The fourth cartoon in College possession, Edward Burne-Jones’s chalk and watercolour Lucretius, has been placed horizontally at the display case, so that it can be examined at an distance more like that from which it was made. Next to the cartoon is a first edition of Georgiana Burne-Jones’s Memorials of Edward Burne-Jones (1904), open at the page that describes the working method:
He made the designs without hesitation; the result of incessant study from the life shewing itself in these large, free drawings, which came out upon the paper so quickly that it seemed as if they must have been already there and his hand were only removing a veil. The soft scraping sound of the charcoal in the long smooth lines comes back to me, together with his momentary exclamation of impatience when the stick snapped off short, as it so often did, and fell to the ground. He always stood at this work. If we were alone I read aloud as a matter of course – Carlyle’s translation of Wilhelm Meister was one of our books during the first winter at the Grange – but if anyone else was there we had music or talk, while the drawing still went on.

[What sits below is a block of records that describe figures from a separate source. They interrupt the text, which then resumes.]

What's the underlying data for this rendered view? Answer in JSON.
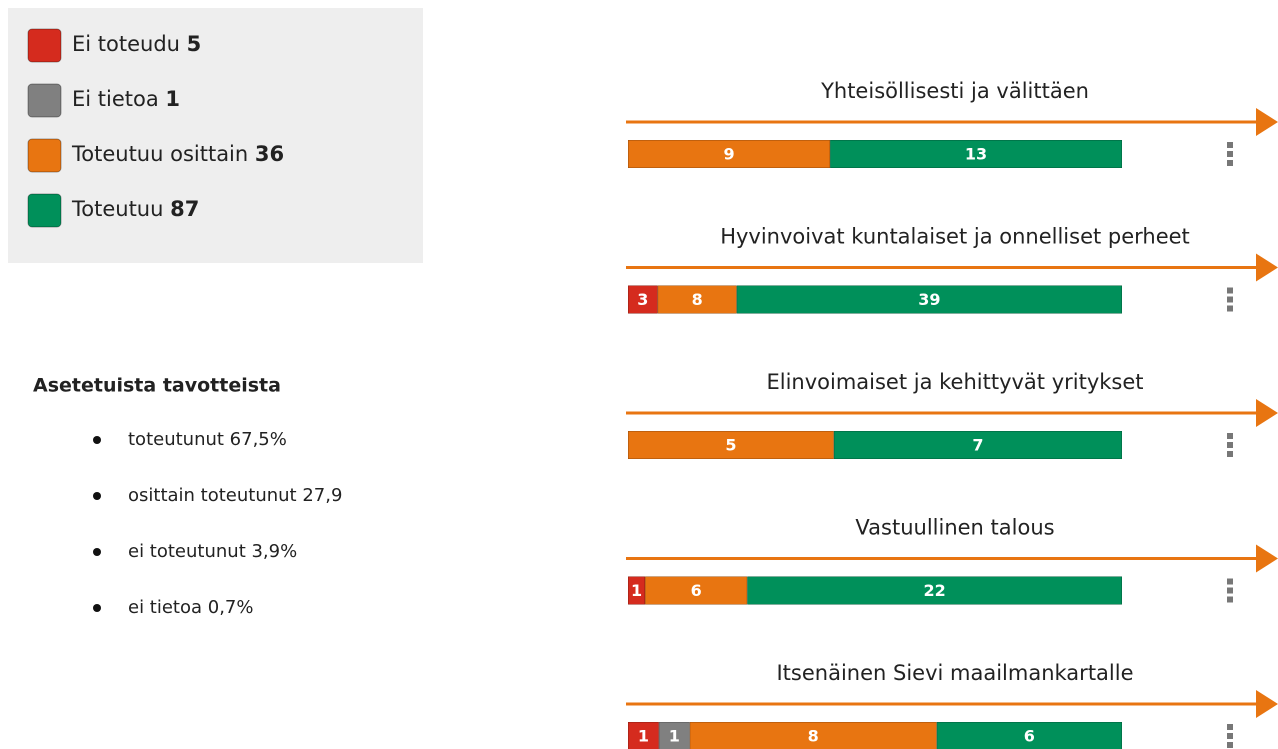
{
  "legend": [
    {
      "label": "Ei toteudu",
      "count": 5,
      "color": "#d52b1e"
    },
    {
      "label": "Ei tietoa",
      "count": 1,
      "color": "#808080"
    },
    {
      "label": "Toteutuu osittain",
      "count": 36,
      "color": "#e87511"
    },
    {
      "label": "Toteutuu",
      "count": 87,
      "color": "#00905a"
    }
  ],
  "summary": {
    "heading": "Asetetuista tavotteista",
    "items": [
      "toteutunut 67,5%",
      "osittain toteutunut 27,9",
      "ei toteutunut 3,9%",
      "ei tietoa 0,7%"
    ]
  },
  "goals": [
    {
      "title": "Yhteisöllisesti ja välittäen",
      "segments": [
        {
          "value": 9,
          "color": "#e87511"
        },
        {
          "value": 13,
          "color": "#00905a"
        }
      ]
    },
    {
      "title": "Hyvinvoivat kuntalaiset ja onnelliset perheet",
      "segments": [
        {
          "value": 3,
          "color": "#d52b1e"
        },
        {
          "value": 8,
          "color": "#e87511"
        },
        {
          "value": 39,
          "color": "#00905a"
        }
      ]
    },
    {
      "title": "Elinvoimaiset ja kehittyvät yritykset",
      "segments": [
        {
          "value": 5,
          "color": "#e87511"
        },
        {
          "value": 7,
          "color": "#00905a"
        }
      ]
    },
    {
      "title": "Vastuullinen talous",
      "segments": [
        {
          "value": 1,
          "color": "#d52b1e"
        },
        {
          "value": 6,
          "color": "#e87511"
        },
        {
          "value": 22,
          "color": "#00905a"
        }
      ]
    },
    {
      "title": "Itsenäinen Sievi maailmankartalle",
      "segments": [
        {
          "value": 1,
          "color": "#d52b1e"
        },
        {
          "value": 1,
          "color": "#808080"
        },
        {
          "value": 8,
          "color": "#e87511"
        },
        {
          "value": 6,
          "color": "#00905a"
        }
      ]
    }
  ]
}
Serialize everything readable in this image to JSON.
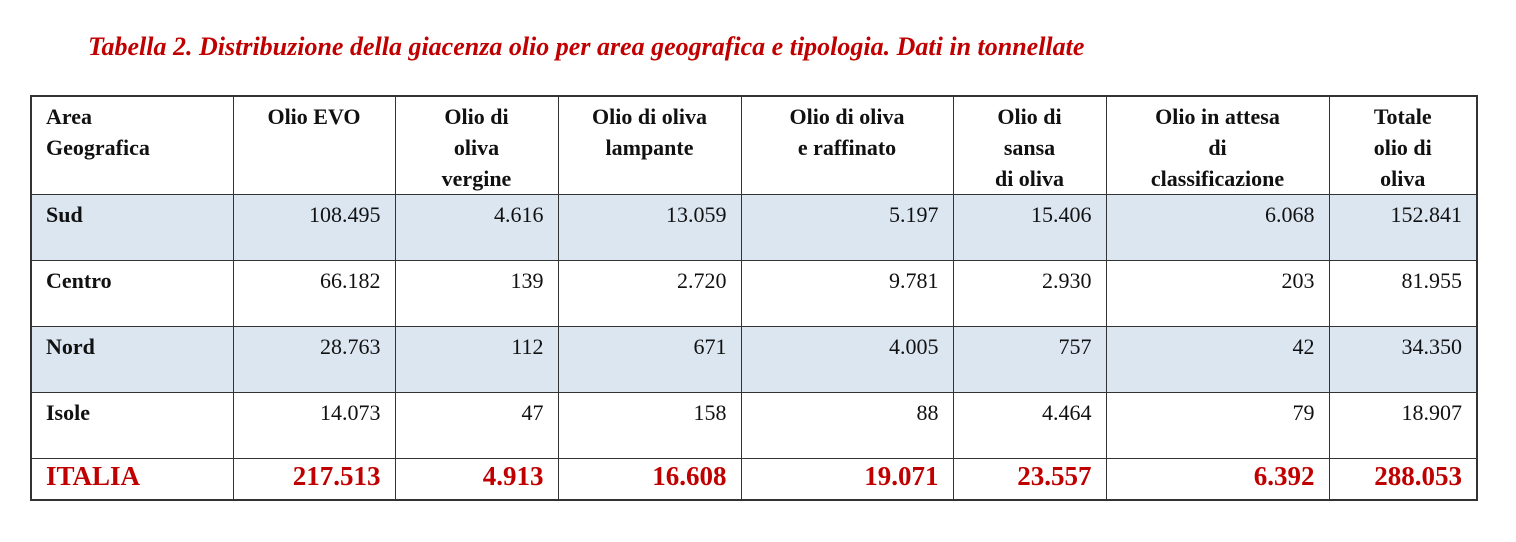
{
  "title": "Tabella 2. Distribuzione della giacenza olio per area geografica e tipologia. Dati in tonnellate",
  "table": {
    "header": [
      [
        "Area",
        "Geografica"
      ],
      [
        "Olio EVO"
      ],
      [
        "Olio di",
        "oliva",
        "vergine"
      ],
      [
        "Olio di oliva",
        "lampante"
      ],
      [
        "Olio di oliva",
        "e raffinato"
      ],
      [
        "Olio di",
        "sansa",
        "di oliva"
      ],
      [
        "Olio in attesa",
        "di",
        "classificazione"
      ],
      [
        "Totale",
        "olio di",
        "oliva"
      ]
    ],
    "rows": [
      [
        "Sud",
        "108.495",
        "4.616",
        "13.059",
        "5.197",
        "15.406",
        "6.068",
        "152.841"
      ],
      [
        "Centro",
        "66.182",
        "139",
        "2.720",
        "9.781",
        "2.930",
        "203",
        "81.955"
      ],
      [
        "Nord",
        "28.763",
        "112",
        "671",
        "4.005",
        "757",
        "42",
        "34.350"
      ],
      [
        "Isole",
        "14.073",
        "47",
        "158",
        "88",
        "4.464",
        "79",
        "18.907"
      ]
    ],
    "total": [
      "ITALIA",
      "217.513",
      "4.913",
      "16.608",
      "19.071",
      "23.557",
      "6.392",
      "288.053"
    ]
  }
}
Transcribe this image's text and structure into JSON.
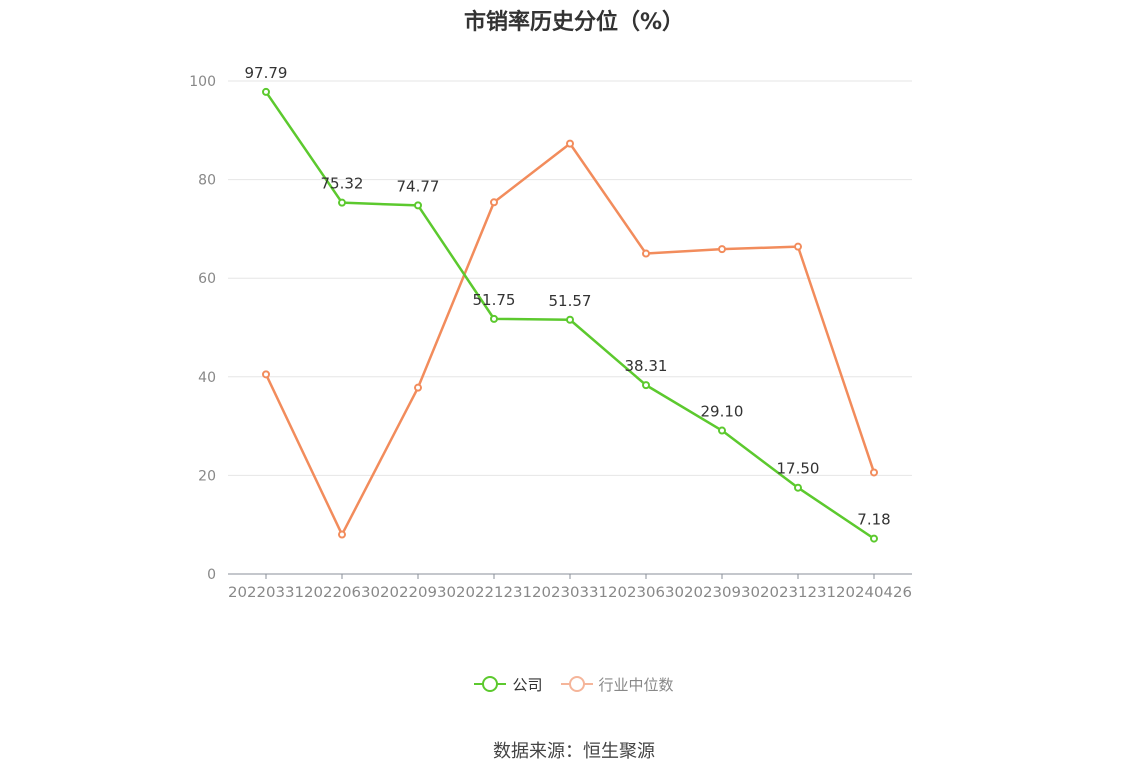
{
  "title": "市销率历史分位（%）",
  "source": "数据来源：恒生聚源",
  "legend": [
    {
      "name": "公司",
      "color": "#5cc92e"
    },
    {
      "name": "行业中位数",
      "color": "#f5b59a"
    }
  ],
  "chart_data": {
    "type": "line",
    "title": "市销率历史分位（%）",
    "x": [
      "20220331",
      "20220630",
      "20220930",
      "20221231",
      "20230331",
      "20230630",
      "20230930",
      "20231231",
      "20240426"
    ],
    "ylim": [
      0,
      100
    ],
    "yticks": [
      0,
      20,
      40,
      60,
      80,
      100
    ],
    "grid": true,
    "legend_position": "bottom",
    "series": [
      {
        "name": "公司",
        "color": "#5cc92e",
        "values": [
          97.79,
          75.32,
          74.77,
          51.75,
          51.57,
          38.31,
          29.1,
          17.5,
          7.18
        ],
        "labels": [
          "97.79",
          "75.32",
          "74.77",
          "51.75",
          "51.57",
          "38.31",
          "29.10",
          "17.50",
          "7.18"
        ]
      },
      {
        "name": "行业中位数",
        "color": "#f28c5c",
        "values": [
          40.5,
          8.0,
          37.8,
          75.4,
          87.3,
          65.0,
          65.9,
          66.4,
          20.6
        ]
      }
    ]
  }
}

The creative process was not always so idyllic. Images of Burne-Jones’s account books (Archives of the Fitzwilliam Museum, Cambridge) included in the display show that, as Kate Nichols puts it in the catalogue: ‘By the early 1870s Burne-Jones was scribbling increasingly vituperative and hyperbolic comments about his inadequate pay, the boredom and the mental anguish caused by endlessly repeating similar subject matter, his feelings of artistic inadequacy (and sometimes triumph), and the demeaning nature of cartoon drawing.’ A characteristic example is the satirical break down of the costs (to the artist) for the commission of Christ as Salvator Mundi for St Mary Magdalene, Monkton, Devon. This was charged and apparently executed on the same day as the Peterhouse Lucretius, who also holds a globe:
WEAR OF MORAL FIBRE
NAUSEA produced by
designing 2 globes in
2 right hands on same
FIGURE ITSELF £1
Brown (1821-93), like Burne-Jones, was an original partner in Morris, Marshall Faulkner and Co., and produced about 115 designs for windows between 1861 and 1874. His own ruminations on stained glass, also included in the catalogue, though less entertaining shed a more positive light on his attitude towards their production:
With its heavy lead-lines surrounding every part (and no stained-glass can be rational or good without strong lead-lines), stained glass does not admit of refined drawing, or else it is thrown away upon it. What it does admit of, and above all things imperatively requires, is fine colour: and what it can admit of, and does very much require also, is invention, expression, and good dramatic action. For this reason, work by the great historical artists is not thrown away upon stained glass windows, because, though high finish of execution is superfluous and against the spirit of this beautiful decorative art, yet, as expression and action can be conveyed in a few strokes equally as in the most elaborate art, on this side therefore stained glass rises again to the epic height.